Lucy, owner and editor of Lucy’s Corsetry, weighed in for Get Waisted with her opinion:
I don’t consider corsets to be any more anti-feminist than a bra is today, because for 500 years the corset acted as exactly that – breast support. In their origins in the 16th and 17th centuries, these garments were hand-sewn, stiffened with reed, straw or even paper at times, and the eyelets were hand-finished with stitching and not metal. These “payres of bodies” (as they were called at the time) were less solid than we think them to be, they were not mass-produced so they were designed to fit the wearer, and lacing them too tightly could risk the cord ripping right through the eyelets.
As fashion and technology evolved, so did the corset. The invention of the sewing machine and the production of metal eyelets in the 1830s meant corsets could be constructed stronger and laced tighter. Corsets were anchored snugly at the waist and flared out at the hips in order to fulfill an additional role – to act as a scaffold to disperse the weight of the petticoats and skirts. Without the corset, the skirts would weigh down and cut into the woman’s hip bones, which is far less comfortable than wearing a corset. In a 19th century letter quoted in Norah Waugh’s Corsets and Crinolines, one man stated that as much as he despised the corset, he must admit that for as long as the bell skirts remained in fashion, corsets would be necessary to support them.
This kind of commentary was not unique, either – there are several existing news columns featuring men rejecting the corseted aesthetic, and women themselves perpetuating the fashion. Unfortunately it’s become the sensationalist fan-fiction from works like the Englishwoman’s Domestic Magazine that seem to have survived history and perpetuated the idea that men had full control over their wives’ and daughters’ waistlines – the stories submitted to this magazine were often tongue-in-cheek, when not entirely fictional.
As Liz from the Pragmatic Costumer wrote:
“…the myth of young girls being stretched and strapped into extremely tight corsets originates in fetish literature popular during the 1890s. It’s kind of unsettling that many modern folks consider antique child pornography to be fact.”
Regarding outdated concepts: The corset as we know it today may become passé again – it’d been said that whenever a garment or accessory is approaching a peak in fashion or trendiness, the next stage is often obsolescence. But I believe that other iterations of the corset will always pop up again in the future. Modern back braces have their origins in corsetry, and indeed some corsetieres trained in orthopedics or medical prosthetics are able to make functional yet beautiful textile braces, and some are even willing to work with insurance companies.

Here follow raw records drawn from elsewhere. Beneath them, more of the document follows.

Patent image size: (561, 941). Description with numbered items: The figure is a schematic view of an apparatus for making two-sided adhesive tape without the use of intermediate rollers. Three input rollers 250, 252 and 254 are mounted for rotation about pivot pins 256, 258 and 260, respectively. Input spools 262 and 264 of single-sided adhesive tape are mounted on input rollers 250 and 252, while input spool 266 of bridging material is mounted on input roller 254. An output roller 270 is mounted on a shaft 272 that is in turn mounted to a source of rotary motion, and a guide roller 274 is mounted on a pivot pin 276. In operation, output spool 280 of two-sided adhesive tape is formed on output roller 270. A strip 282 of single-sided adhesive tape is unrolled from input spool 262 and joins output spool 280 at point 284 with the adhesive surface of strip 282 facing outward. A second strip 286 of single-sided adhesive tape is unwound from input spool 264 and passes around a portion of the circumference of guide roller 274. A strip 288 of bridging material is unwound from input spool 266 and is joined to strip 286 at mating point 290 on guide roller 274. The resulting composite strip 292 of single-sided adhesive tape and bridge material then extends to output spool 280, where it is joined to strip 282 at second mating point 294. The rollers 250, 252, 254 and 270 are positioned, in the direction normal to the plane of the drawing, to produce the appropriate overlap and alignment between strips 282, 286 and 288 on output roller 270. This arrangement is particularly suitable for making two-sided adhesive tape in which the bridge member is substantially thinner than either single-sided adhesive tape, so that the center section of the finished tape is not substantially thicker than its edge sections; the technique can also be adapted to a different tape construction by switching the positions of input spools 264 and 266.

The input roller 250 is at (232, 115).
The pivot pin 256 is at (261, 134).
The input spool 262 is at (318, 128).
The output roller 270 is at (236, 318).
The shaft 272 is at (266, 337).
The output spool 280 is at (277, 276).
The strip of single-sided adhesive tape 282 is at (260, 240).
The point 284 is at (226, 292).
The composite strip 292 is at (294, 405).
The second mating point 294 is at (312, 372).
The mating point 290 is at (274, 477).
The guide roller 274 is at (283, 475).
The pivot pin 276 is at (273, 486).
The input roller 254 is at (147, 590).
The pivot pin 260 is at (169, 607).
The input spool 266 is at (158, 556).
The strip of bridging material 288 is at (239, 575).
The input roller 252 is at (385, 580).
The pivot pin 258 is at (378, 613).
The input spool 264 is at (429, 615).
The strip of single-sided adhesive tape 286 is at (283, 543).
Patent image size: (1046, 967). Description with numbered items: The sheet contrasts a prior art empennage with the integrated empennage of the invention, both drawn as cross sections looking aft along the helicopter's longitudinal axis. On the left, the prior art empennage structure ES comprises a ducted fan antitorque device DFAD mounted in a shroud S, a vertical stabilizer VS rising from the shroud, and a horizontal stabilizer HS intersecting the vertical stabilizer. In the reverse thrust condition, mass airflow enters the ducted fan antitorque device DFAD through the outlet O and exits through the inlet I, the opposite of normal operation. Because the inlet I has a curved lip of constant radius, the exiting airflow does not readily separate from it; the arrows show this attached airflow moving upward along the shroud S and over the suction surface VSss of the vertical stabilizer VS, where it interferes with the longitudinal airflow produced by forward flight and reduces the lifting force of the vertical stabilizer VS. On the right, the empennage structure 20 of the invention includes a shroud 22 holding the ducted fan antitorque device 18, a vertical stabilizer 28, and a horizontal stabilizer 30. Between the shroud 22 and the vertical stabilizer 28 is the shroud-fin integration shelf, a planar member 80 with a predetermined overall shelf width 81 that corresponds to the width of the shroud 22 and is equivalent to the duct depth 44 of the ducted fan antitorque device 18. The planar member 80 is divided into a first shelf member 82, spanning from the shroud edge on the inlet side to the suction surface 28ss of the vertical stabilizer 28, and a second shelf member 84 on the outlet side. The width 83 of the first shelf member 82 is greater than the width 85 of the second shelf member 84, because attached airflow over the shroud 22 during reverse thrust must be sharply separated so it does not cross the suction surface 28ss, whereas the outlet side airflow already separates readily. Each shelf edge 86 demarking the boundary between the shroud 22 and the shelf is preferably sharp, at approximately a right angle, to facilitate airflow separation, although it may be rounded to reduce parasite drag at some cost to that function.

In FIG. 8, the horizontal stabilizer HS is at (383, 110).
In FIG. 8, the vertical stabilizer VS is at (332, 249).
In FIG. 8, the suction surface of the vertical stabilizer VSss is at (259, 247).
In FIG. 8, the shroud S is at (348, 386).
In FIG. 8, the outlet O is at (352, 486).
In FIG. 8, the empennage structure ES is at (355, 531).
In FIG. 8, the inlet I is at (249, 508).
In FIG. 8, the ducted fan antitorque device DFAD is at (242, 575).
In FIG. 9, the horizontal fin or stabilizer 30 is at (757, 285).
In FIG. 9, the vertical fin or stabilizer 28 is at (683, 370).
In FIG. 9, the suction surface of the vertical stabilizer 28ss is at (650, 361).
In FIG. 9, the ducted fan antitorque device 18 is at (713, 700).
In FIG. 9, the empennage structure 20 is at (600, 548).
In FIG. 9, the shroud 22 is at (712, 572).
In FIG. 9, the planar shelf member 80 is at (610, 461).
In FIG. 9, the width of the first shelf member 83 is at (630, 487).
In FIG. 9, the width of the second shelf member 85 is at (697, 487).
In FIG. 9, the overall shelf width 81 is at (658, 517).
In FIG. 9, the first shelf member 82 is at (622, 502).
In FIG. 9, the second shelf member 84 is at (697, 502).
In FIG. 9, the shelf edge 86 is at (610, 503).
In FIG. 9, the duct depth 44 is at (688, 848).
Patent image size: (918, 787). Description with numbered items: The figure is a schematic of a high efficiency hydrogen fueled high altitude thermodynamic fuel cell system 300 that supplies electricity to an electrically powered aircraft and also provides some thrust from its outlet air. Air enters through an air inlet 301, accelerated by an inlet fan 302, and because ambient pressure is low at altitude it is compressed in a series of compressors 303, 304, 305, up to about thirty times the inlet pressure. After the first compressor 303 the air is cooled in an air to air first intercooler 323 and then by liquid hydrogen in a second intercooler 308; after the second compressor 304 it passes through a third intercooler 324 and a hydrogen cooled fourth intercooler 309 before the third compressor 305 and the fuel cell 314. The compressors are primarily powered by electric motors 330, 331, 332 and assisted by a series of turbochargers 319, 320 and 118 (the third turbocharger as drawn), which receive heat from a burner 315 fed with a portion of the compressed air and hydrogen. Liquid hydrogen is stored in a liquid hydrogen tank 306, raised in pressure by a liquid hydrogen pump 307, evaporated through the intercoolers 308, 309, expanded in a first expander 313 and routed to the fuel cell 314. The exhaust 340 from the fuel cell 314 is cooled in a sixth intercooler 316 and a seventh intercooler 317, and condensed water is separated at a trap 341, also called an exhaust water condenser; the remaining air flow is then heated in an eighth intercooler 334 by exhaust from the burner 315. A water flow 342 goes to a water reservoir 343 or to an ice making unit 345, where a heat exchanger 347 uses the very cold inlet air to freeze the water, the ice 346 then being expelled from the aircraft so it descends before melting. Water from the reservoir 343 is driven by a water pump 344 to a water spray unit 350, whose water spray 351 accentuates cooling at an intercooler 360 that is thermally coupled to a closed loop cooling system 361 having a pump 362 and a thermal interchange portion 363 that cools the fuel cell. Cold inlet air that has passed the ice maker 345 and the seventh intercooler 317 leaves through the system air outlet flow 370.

People wear corsets for different reasons. Some do find the corset sexy and appreciate it merely for the aesthetic, but others require back support for medical purposes, and yet others use it for deep pressure therapy to combat their anxiety, depression and PTSD. For as long as these conditions exist, corsets have a role to fill.
I don’t discount the millions of women who strove for the freedom to not wear a corset – in fact, I’m very appreciative that due to the feminist movement, I have the choice to wear corsets or not wear them on any given day, just as I have the choice to wear make-up or go bare-faced, to wear high-heel shoes or running shoes, or to wear skirts or yoga pants. Because of this, it makes my choice to wear a corset that much more special. More than the garment itself, the freedom to choose is what’s most empowering.